Correlations between APOBEC_MutLoad_MinEstimate and mRNAseq expression
Overview
Introduction

This pipeline attempts to calculate the pearson correlation between APOBEC_MutLoad_MinEstimate and mRnaseq data of each gene across samples to determine if the APOBEC_MutLoad_MinEstimate also result in differential expressions.

Summary

The correlation coefficients in 10, 20, 30, 40, 50, 60, 70, 80, 90 percentiles are -0.101, -0.0689, -0.0456, -0.0258, -0.0076, 0.0107, 0.03, 0.0526, 0.0834, respectively.

Results
Correlation results

Number of samples used for the calculation are shown in Table 1. Figure 1 shows the distribution of calculated correlation coefficients and quantile-quantile plot of the calculated correlation coefficients against a normal distribution. Table 2 shows the top 20 genes ordered by the value of correlation coefficients.

Table 1.  Counts of mRNAseq and number of samples in APOBEC_MutLoad_MinEstimate and expression data sets and common to both

Category APOBEC_MutLoad_MinEstimate Expression Common
Sample 248 545 247

Figure 1.  Summary figures. Left: histogram showing the distribution of the calculated correlations across samples for all Genes. Right: QQ plot of the calculated correlations across samples. The QQ plot is used to plot the quantiles of the calculated correlation coefficients against that derived from a normal distribution. Points deviating from the blue line indicate deviation from normality.

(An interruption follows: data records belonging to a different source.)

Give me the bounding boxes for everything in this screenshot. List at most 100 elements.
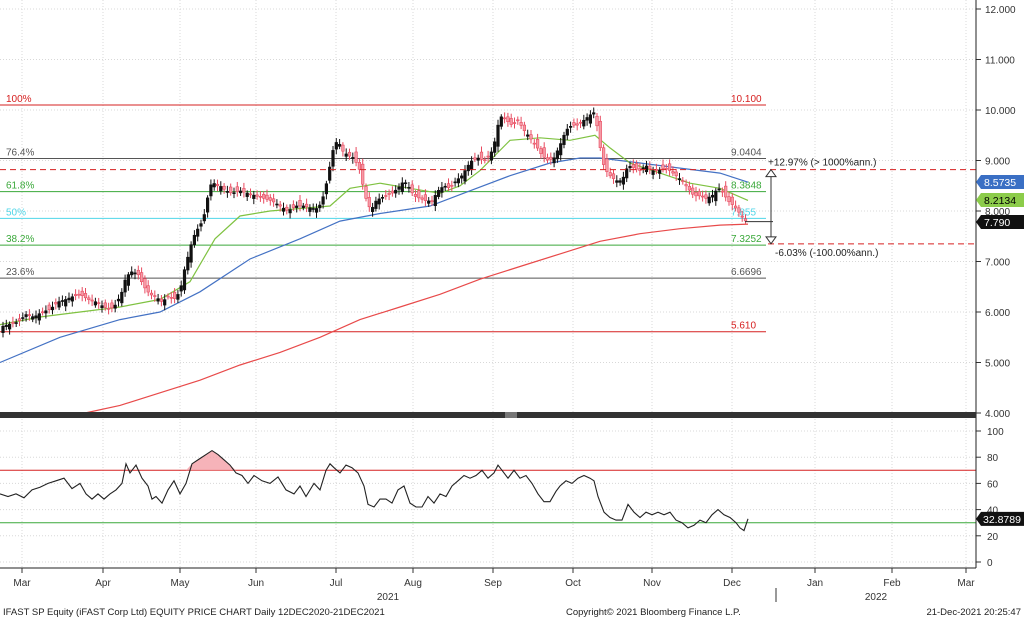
candle-body xyxy=(463,170,467,182)
candle-body xyxy=(235,186,239,192)
candle-body xyxy=(318,204,322,209)
candle-body xyxy=(456,178,461,184)
candle-body xyxy=(605,158,609,173)
candle-body xyxy=(489,151,494,161)
fib-value-label: 9.0404 xyxy=(731,147,762,158)
candle-body xyxy=(344,153,348,157)
candle-body xyxy=(278,204,282,207)
rsi-tick-label: 0 xyxy=(987,558,993,569)
candle-body xyxy=(103,302,107,308)
candle-body xyxy=(255,194,259,197)
candle-body xyxy=(532,142,536,145)
candle-body xyxy=(433,195,437,207)
candle-body xyxy=(242,188,246,193)
candle-body xyxy=(54,302,58,305)
candle-body xyxy=(298,200,302,207)
candle-body xyxy=(631,164,635,169)
candle-body xyxy=(93,301,97,306)
candle-body xyxy=(542,147,546,158)
candle-body xyxy=(133,272,137,275)
candle-body xyxy=(268,197,272,201)
x-tick-label: Sep xyxy=(484,578,502,589)
fib-pct-label: 50% xyxy=(6,207,26,218)
candle-body xyxy=(361,163,365,185)
y-tick-label: 6.000 xyxy=(985,308,1010,319)
panel-separator xyxy=(0,412,976,418)
candle-body xyxy=(60,300,64,302)
candle-body xyxy=(291,204,296,208)
candle-body xyxy=(509,118,513,125)
candle-body xyxy=(189,244,193,263)
year-label: 2022 xyxy=(865,592,888,603)
candle-body xyxy=(324,183,329,195)
candle-body xyxy=(526,134,530,137)
rsi-tick-label: 100 xyxy=(987,427,1004,438)
candle-body xyxy=(271,198,276,203)
candle-body xyxy=(598,120,602,148)
candle-body xyxy=(252,194,256,199)
x-tick-label: Aug xyxy=(404,578,422,589)
candle-body xyxy=(651,170,655,175)
candle-body xyxy=(565,128,569,136)
candle-body xyxy=(559,143,563,156)
candle-body xyxy=(334,142,338,150)
candle-body xyxy=(644,165,649,173)
candle-body xyxy=(687,186,691,191)
rsi-panel xyxy=(0,449,976,532)
candle-body xyxy=(667,163,672,171)
candle-body xyxy=(87,297,91,300)
candle-body xyxy=(592,112,596,115)
candle-body xyxy=(328,166,332,181)
candle-body xyxy=(516,119,520,122)
candle-body xyxy=(575,123,579,126)
candle-body xyxy=(113,304,117,309)
candle-body xyxy=(512,122,517,124)
fib-value-label: 10.100 xyxy=(731,94,762,105)
candle-body xyxy=(588,114,592,124)
candle-body xyxy=(179,285,183,292)
upside-annotation: +12.97% (> 1000%ann.) xyxy=(768,158,876,169)
candle-body xyxy=(232,192,236,194)
candle-body xyxy=(182,269,187,291)
x-tick-label: Nov xyxy=(643,578,661,589)
candle-body xyxy=(258,195,263,198)
candle-body xyxy=(440,187,444,193)
price-tag xyxy=(976,193,1024,207)
candle-body xyxy=(206,197,210,213)
x-tick-label: Jun xyxy=(248,578,264,589)
candle-body xyxy=(166,295,170,298)
candle-body xyxy=(479,151,484,160)
candle-body xyxy=(288,209,292,214)
y-tick-label: 8.000 xyxy=(985,207,1010,218)
candle-body xyxy=(34,315,38,319)
candle-body xyxy=(159,298,164,302)
candle-body xyxy=(31,316,35,320)
candle-body xyxy=(219,186,223,192)
candle-body xyxy=(199,223,203,227)
footer-left: IFAST SP Equity (iFAST Corp Ltd) EQUITY … xyxy=(3,607,385,618)
candle-body xyxy=(615,180,619,183)
candle-body xyxy=(14,322,18,324)
candle-body xyxy=(733,205,738,209)
candle-body xyxy=(70,296,74,302)
candle-body xyxy=(641,167,645,170)
candle-body xyxy=(262,194,266,199)
x-tick-label: Apr xyxy=(95,578,111,589)
candle-body xyxy=(549,156,553,160)
y-tick-label: 9.000 xyxy=(985,157,1010,168)
candle-body xyxy=(192,234,197,246)
moving-average-line xyxy=(84,223,749,414)
candle-body xyxy=(552,157,556,164)
candle-body xyxy=(529,134,533,140)
candle-body xyxy=(229,186,233,194)
candle-body xyxy=(427,200,431,204)
candle-body xyxy=(97,302,101,304)
candle-body xyxy=(50,306,55,311)
candle-body xyxy=(700,195,705,198)
candle-body xyxy=(295,205,299,208)
candle-body xyxy=(486,155,490,158)
candle-body xyxy=(374,200,378,209)
candle-body xyxy=(331,150,335,167)
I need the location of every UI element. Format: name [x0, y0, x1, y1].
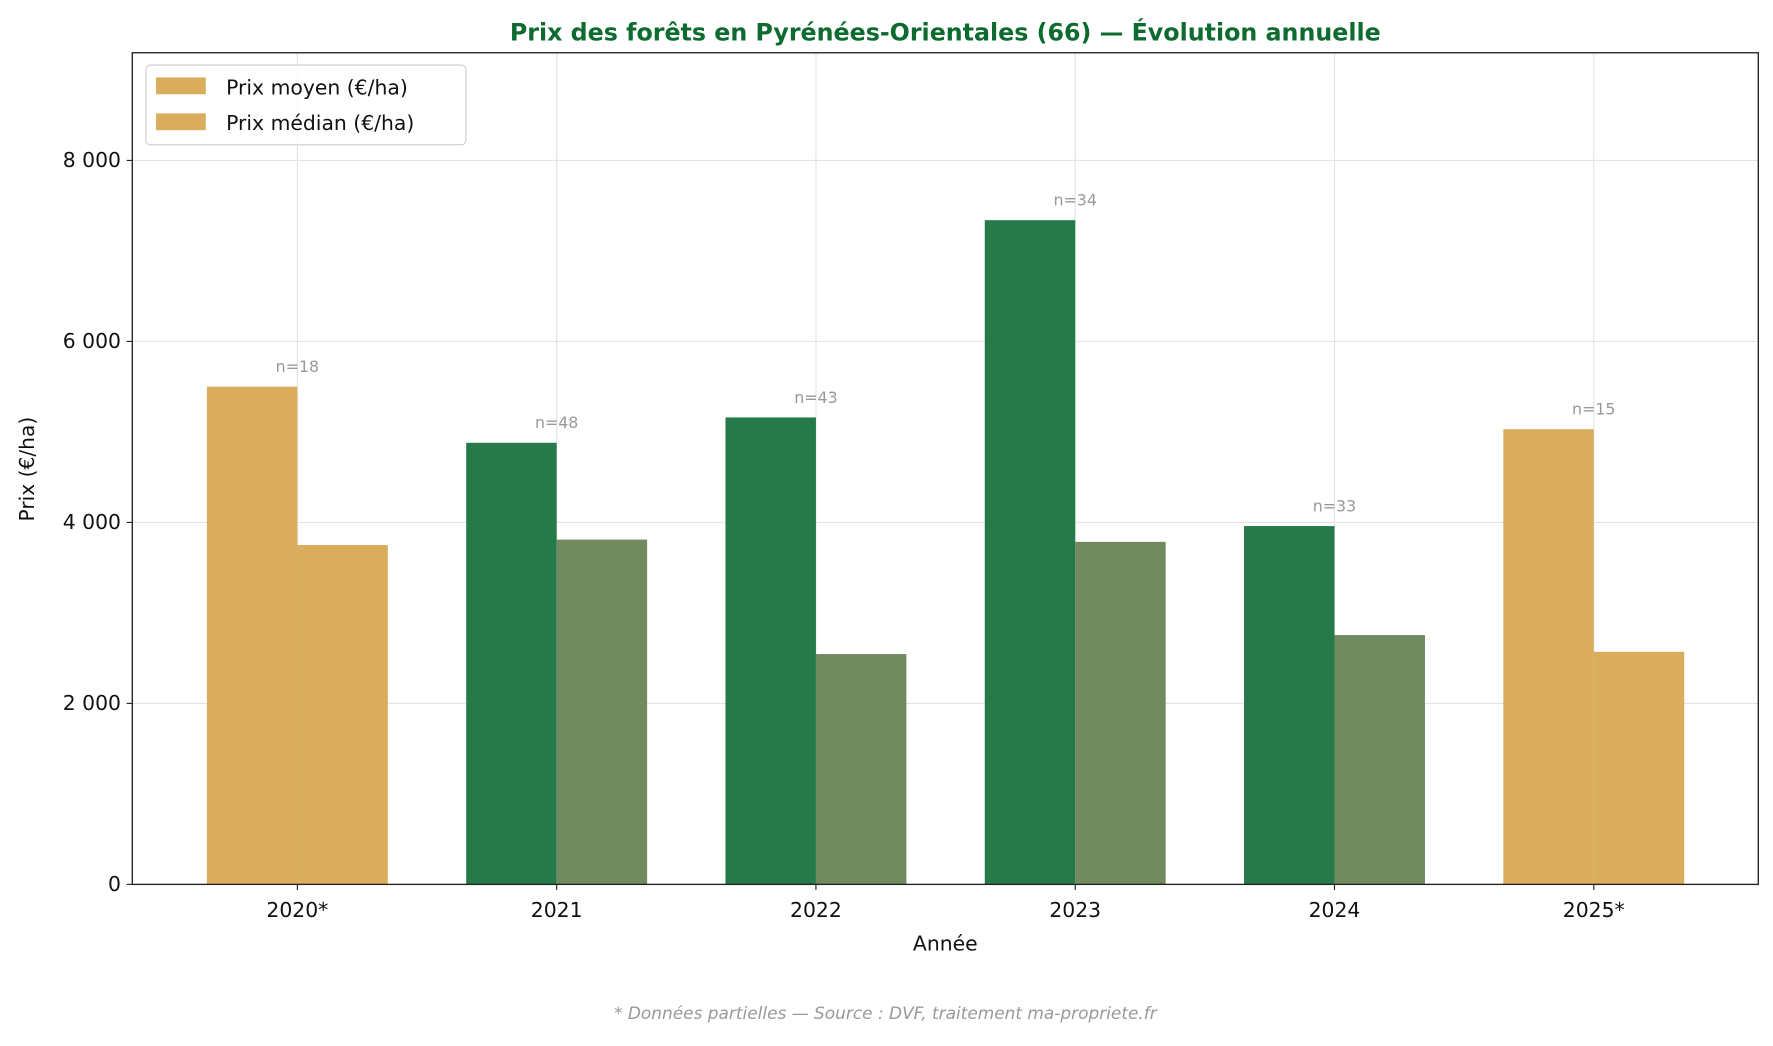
- count-label: n=48: [535, 413, 578, 432]
- count-label: n=18: [276, 357, 319, 376]
- legend: Prix moyen (€/ha) Prix médian (€/ha): [145, 64, 467, 146]
- legend-label-median: Prix médian (€/ha): [226, 111, 414, 135]
- x-tick-label: 2020*: [266, 898, 328, 922]
- y-axis: 0 2 000 4 000 6 000 8 000: [63, 148, 133, 896]
- y-tick-label: 8 000: [63, 148, 121, 172]
- chart-title: Prix des forêts en Pyrénées-Orientales (…: [510, 18, 1381, 46]
- x-tick-label: 2025*: [1563, 898, 1625, 922]
- count-label: n=33: [1313, 496, 1356, 515]
- bar-median-2020*: [297, 545, 388, 885]
- bar-mean-2021: [466, 442, 557, 885]
- y-tick-label: 0: [108, 872, 121, 896]
- y-tick-label: 2 000: [63, 691, 121, 715]
- bar-median-2023: [1075, 541, 1166, 885]
- bar-median-2021: [556, 539, 648, 885]
- x-tick-label: 2021: [531, 898, 583, 922]
- bar-mean-2023: [984, 220, 1076, 885]
- legend-frame: [145, 64, 467, 146]
- x-axis-label: Année: [913, 932, 978, 956]
- legend-swatch-median: [156, 113, 206, 131]
- bar-mean-2025*: [1503, 429, 1594, 885]
- legend-label-mean: Prix moyen (€/ha): [226, 75, 408, 99]
- x-axis: 2020* 2021 2022 2023 2024 2025*: [266, 884, 1625, 922]
- footnote: * Données partielles — Source : DVF, tra…: [614, 1003, 1158, 1023]
- legend-swatch-mean: [156, 77, 206, 95]
- bars: [206, 220, 1685, 885]
- bar-median-2025*: [1593, 651, 1685, 885]
- count-label: n=15: [1572, 400, 1615, 419]
- x-tick-label: 2023: [1049, 898, 1101, 922]
- count-label: n=34: [1054, 191, 1097, 210]
- bar-mean-2024: [1244, 526, 1335, 885]
- y-tick-label: 4 000: [63, 510, 121, 534]
- y-tick-label: 6 000: [63, 329, 121, 353]
- bar-mean-2022: [725, 417, 816, 885]
- count-label: n=43: [794, 388, 837, 407]
- x-tick-label: 2022: [790, 898, 842, 922]
- bar-median-2022: [815, 654, 907, 885]
- bar-mean-2020*: [206, 386, 298, 885]
- annotations: n=18 n=48 n=43 n=34 n=33 n=15: [276, 191, 1616, 516]
- x-tick-label: 2024: [1309, 898, 1361, 922]
- plot-frame: [131, 52, 1759, 886]
- bar-median-2024: [1334, 635, 1425, 885]
- y-axis-label: Prix (€/ha): [15, 417, 39, 522]
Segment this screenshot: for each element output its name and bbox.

Table 2.  Get Full Table Top 20 genes ranked by correlation coefficients

geneID cor p-value q-value
CELA1|1990 0.7329 5.46007683510652e-13 5.06231023766901e-09
MAGEE2|139599 0.4851 6.29405611629608e-07 0.000583553412822391
EMX1|2016 0.4636 4.18978506688816e-06 0.00242784951547835
TM4SF20|79853 0.4593 2.99552365987665e-05 0.0098202627745982
HRG|3273 0.4411 1.26646143261411e-06 0.00102104323238971
CRP|1401 0.4251 6.19478691676889e-06 0.00315492977913851
SSTR5|6755 0.4182 7.53746131945121e-05 0.01941210350647
ENPP7|339221 0.416 2.49461317487487e-05 0.00856622446327866
GTSF1L|149699 0.4065 3.38368747199169e-06 0.00216357644114283
FOXE1|2304 0.399 1.3156159194061e-05 0.00519052467947815
CD300E|342510 0.3954 1.0235691684457e-05 0.00441396350941597
EN1|2019 0.3938 3.8699899094663e-05 0.0115743907889086
KNG1|3827 0.3794 4.09914004606549e-06 0.00242784951547835
LOC285375|285375 0.3682 0.00171242044508668 0.147030362867385
GPR123|84435 0.3602 0.000336499822037872 0.052434589916372
HBG1|3047 0.3575 0.000905282095196469 0.102357596897732
C1QL2|165257 0.3567 0.00194917231931901 0.157145662248402
ADH7|131 0.3561 0.000297572100104837 0.0479815604542956
PAX7|5081 0.3549 0.00298293561193885 0.204105442996982
NLRP4|147945 0.3532 0.000143184802166907 0.0291766569953951
Methods & Data
Input

Gene level (TCGA Level III) mRNAseq expression data and APOBEC_MutLoad_MinEstimate derived by Mutation_APOBEC pipeline were used to do this analysis. Pearson correlation coefficients were calculated for APOBEC_MutLoad_MinEstimate and each gene across all the samples that were common.

Correlation across sample

Pearson correlation with pairwise.complete.obs was used to do this analysis.